NEUE TECHNOLOGIEN – NEUE GESCHÄFTSMODELLE

Die neuen Gegebenheiten einer immer stärker belasteten Umwelt zwingen uns also zum Umdenken und Ändern unserer Gewohnheiten. Wer smart ist, sieht hier unzählige Anwendungsfelder, denn eines ist klar – wenn Produkte länger leben müssen sich die Geschäftsmodelle ändern. Dass dies sehr positiv sein kann, sieht man am Pay-per-Lux-Modell. Das Unternehmen kann dadurch nicht nur hochwertige Produkte anbieten, sondern gleichzeitig neue Kundengruppen erreichen, die bereit sind eine geringe monatliche Gebühr zu bezahlen. Und für den Kunden ist es eine Erleichterung, da Wartung und Reparatur von Phillips übernommen werden. Dadurch kann es das Unternehmen sogar mit Billiganbietern aufnehmen, die dieses Service nicht anbieten.

 

Auch die Verwendung neue Technologien eröffnet weitere Möglichkeiten. Das steirische Startup Greenhive hat ein System entwickelt, bei dem Drohnen automatisiert Pflanzenschutzmittel auf Weintrauben aufbringen. Dadurch können Pflanzenschutzmittel gezielter und effizienter eingesetzt werden was wiederum weniger Umweltbelastung und geringere Kosten für den Winzer bedeutet. Um diese neue Technologie breitenwirksam einsetzbar zu machen könnte Greenhive das Geschäftsmodell als Fertilize as a Service aufbauen. Winzer hätten die Möglichkeit sich das Besprühen ihrer Reben für einzelne Tage zu buchen, ohne das gesamte Equipment besitzen zu müssen. Dies ist nur ein Beispiel, wie Kreislaufwirtschaft funktioniert und unser lineares Wirtschaftsmodell verändern kann.

 

 

GESCHÄFTSMODELLE ENTWICKELN SICH WEITER – IHRES AUCH?

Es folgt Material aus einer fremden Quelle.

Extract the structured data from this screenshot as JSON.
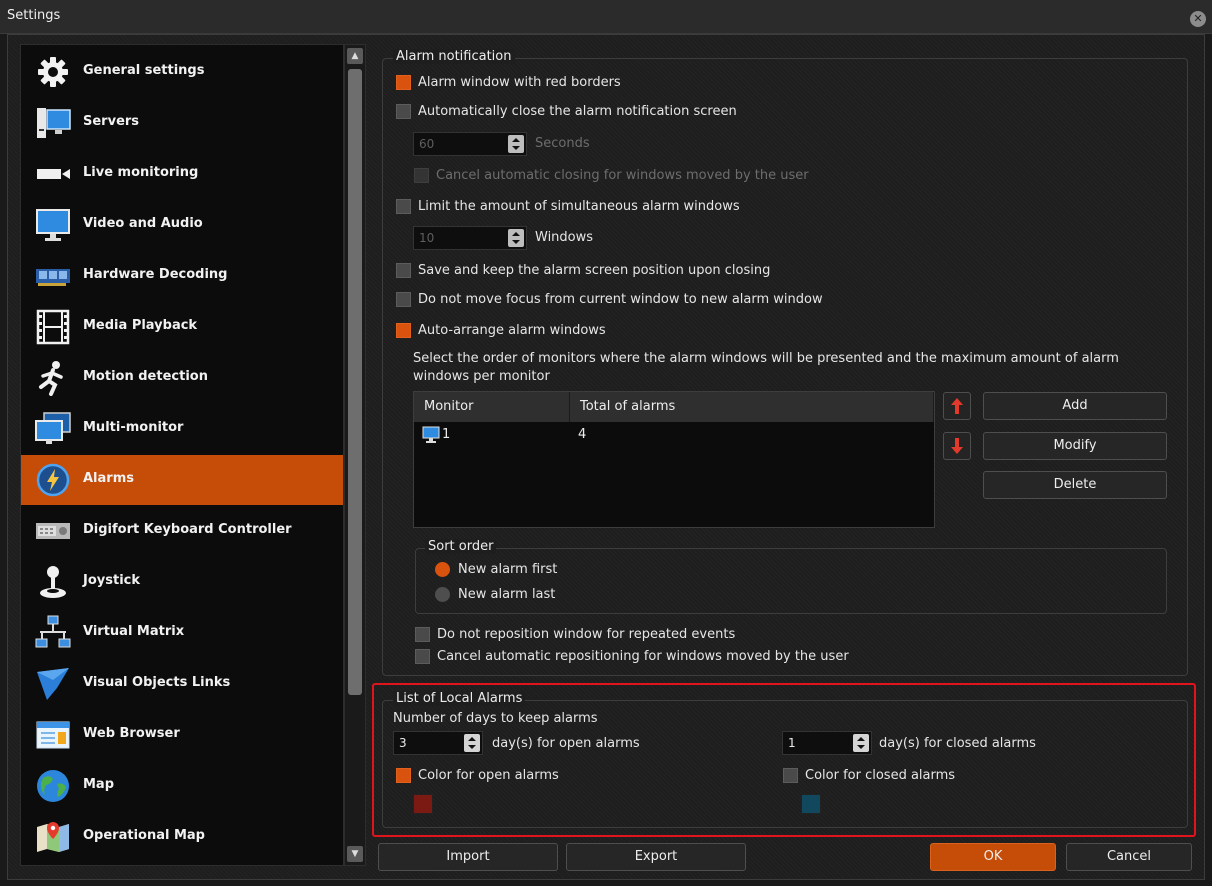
{
  "window": {
    "title": "Settings"
  },
  "sidebar": {
    "items": [
      {
        "label": "General settings",
        "icon": "gear-icon"
      },
      {
        "label": "Servers",
        "icon": "server-icon"
      },
      {
        "label": "Live monitoring",
        "icon": "camera-icon"
      },
      {
        "label": "Video and Audio",
        "icon": "monitor-icon"
      },
      {
        "label": "Hardware Decoding",
        "icon": "gpu-card-icon"
      },
      {
        "label": "Media Playback",
        "icon": "film-icon"
      },
      {
        "label": "Motion detection",
        "icon": "running-man-icon"
      },
      {
        "label": "Multi-monitor",
        "icon": "multi-monitor-icon"
      },
      {
        "label": "Alarms",
        "icon": "alarm-bolt-icon"
      },
      {
        "label": "Digifort Keyboard Controller",
        "icon": "keyboard-controller-icon"
      },
      {
        "label": "Joystick",
        "icon": "joystick-icon"
      },
      {
        "label": "Virtual Matrix",
        "icon": "network-icon"
      },
      {
        "label": "Visual Objects Links",
        "icon": "visual-objects-icon"
      },
      {
        "label": "Web Browser",
        "icon": "browser-icon"
      },
      {
        "label": "Map",
        "icon": "globe-icon"
      },
      {
        "label": "Operational Map",
        "icon": "map-pin-icon"
      }
    ],
    "active_index": 8,
    "scroll_up": "▲",
    "scroll_down": "▼"
  },
  "alarm_notification": {
    "title": "Alarm notification",
    "red_borders": {
      "label": "Alarm window with red borders",
      "checked": true
    },
    "auto_close": {
      "label": "Automatically close the alarm notification screen",
      "checked": false
    },
    "seconds_value": "60",
    "seconds_unit": "Seconds",
    "cancel_auto_close": {
      "label": "Cancel automatic closing for windows moved by the user",
      "checked": false
    },
    "limit_windows": {
      "label": "Limit the amount of simultaneous alarm windows",
      "checked": false
    },
    "windows_value": "10",
    "windows_unit": "Windows",
    "save_position": {
      "label": "Save and keep the alarm screen position upon closing",
      "checked": false
    },
    "no_focus_move": {
      "label": "Do not move focus from current window to new alarm window",
      "checked": false
    },
    "auto_arrange": {
      "label": "Auto-arrange alarm windows",
      "checked": true
    },
    "order_description_line1": "Select the order of monitors where the alarm windows will be presented and the maximum amount of alarm",
    "order_description_line2": "windows per monitor",
    "table": {
      "headers": [
        "Monitor",
        "Total of alarms"
      ],
      "rows": [
        {
          "monitor": "1",
          "total": "4"
        }
      ]
    },
    "buttons": {
      "add": "Add",
      "modify": "Modify",
      "delete": "Delete"
    },
    "sort_order": {
      "title": "Sort order",
      "options": [
        "New alarm first",
        "New alarm last"
      ],
      "selected": 0
    },
    "no_reposition": {
      "label": "Do not reposition window for repeated events",
      "checked": false
    },
    "cancel_reposition": {
      "label": "Cancel automatic repositioning for windows moved by the user",
      "checked": false
    }
  },
  "local_alarms": {
    "title": "List of Local Alarms",
    "days_label": "Number of days to keep alarms",
    "open_days": "3",
    "open_days_unit": "day(s) for open alarms",
    "closed_days": "1",
    "closed_days_unit": "day(s) for closed alarms",
    "color_open": {
      "label": "Color for open alarms",
      "checked": true,
      "color": "#7a1a12"
    },
    "color_closed": {
      "label": "Color for closed alarms",
      "checked": false,
      "color": "#12485e"
    }
  },
  "footer": {
    "import": "Import",
    "export": "Export",
    "ok": "OK",
    "cancel": "Cancel"
  },
  "colors": {
    "accent": "#c64d08",
    "highlight": "#e0141c"
  }
}
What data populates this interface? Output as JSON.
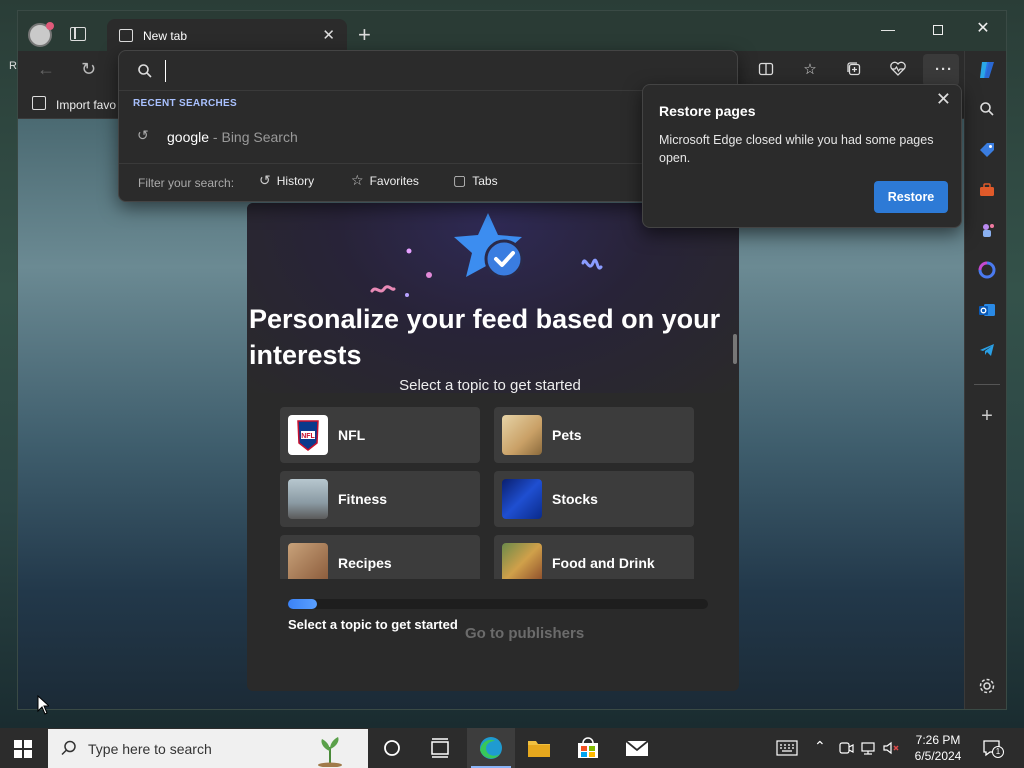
{
  "browser": {
    "tab_title": "New tab",
    "import_favorites_label": "Import favo",
    "address": {
      "value": "",
      "recent_label": "RECENT SEARCHES",
      "recent": [
        {
          "term": "google",
          "source": " - Bing Search"
        }
      ],
      "filter_label": "Filter your search:",
      "filters": [
        {
          "label": "History",
          "icon": "history-icon"
        },
        {
          "label": "Favorites",
          "icon": "star-icon"
        },
        {
          "label": "Tabs",
          "icon": "tabs-icon"
        }
      ]
    },
    "restore": {
      "title": "Restore pages",
      "message": "Microsoft Edge closed while you had some pages open.",
      "button": "Restore"
    }
  },
  "feed": {
    "heading": "Personalize your feed based on your interests",
    "subheading": "Select a topic to get started",
    "topics": [
      {
        "label": "NFL"
      },
      {
        "label": "Pets"
      },
      {
        "label": "Fitness"
      },
      {
        "label": "Stocks"
      },
      {
        "label": "Recipes"
      },
      {
        "label": "Food and Drink"
      }
    ],
    "progress_label": "Select a topic to get started",
    "progress_fraction": 0.07,
    "go_button": "Go to publishers"
  },
  "sidebar": {
    "items": [
      "search-icon",
      "shopping-tag-icon",
      "tools-icon",
      "games-icon",
      "microsoft-365-icon",
      "outlook-icon",
      "telegram-icon",
      "add-icon",
      "settings-icon"
    ]
  },
  "taskbar": {
    "search_placeholder": "Type here to search",
    "time": "7:26 PM",
    "date": "6/5/2024",
    "notification_count": "1"
  },
  "colors": {
    "accent": "#2d7ad6",
    "recent_label": "#a9c1ff"
  }
}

Die Circuclar Economy hat das Potenzial viele Geschäftsmodelle grundlegend zu optimieren. Besonders für KMUs ergeben sich dabei neue Möglichkeiten, sich von Konkurrenten abzugrenzen und effizienter zu produzieren. Um das volle Potenzial auszunutzen empfiehlt es sich, das bestehende Geschäftsmodell zu durchleuchten, um rauszufinden, an welchen Punkten die Implementierung von Facetten der Circular Economy Sinn macht. Denn auch hier gilt es primär, smarte Adaptierungen vorzunehmen anstatt die PR-Bombe platzen zu lassen.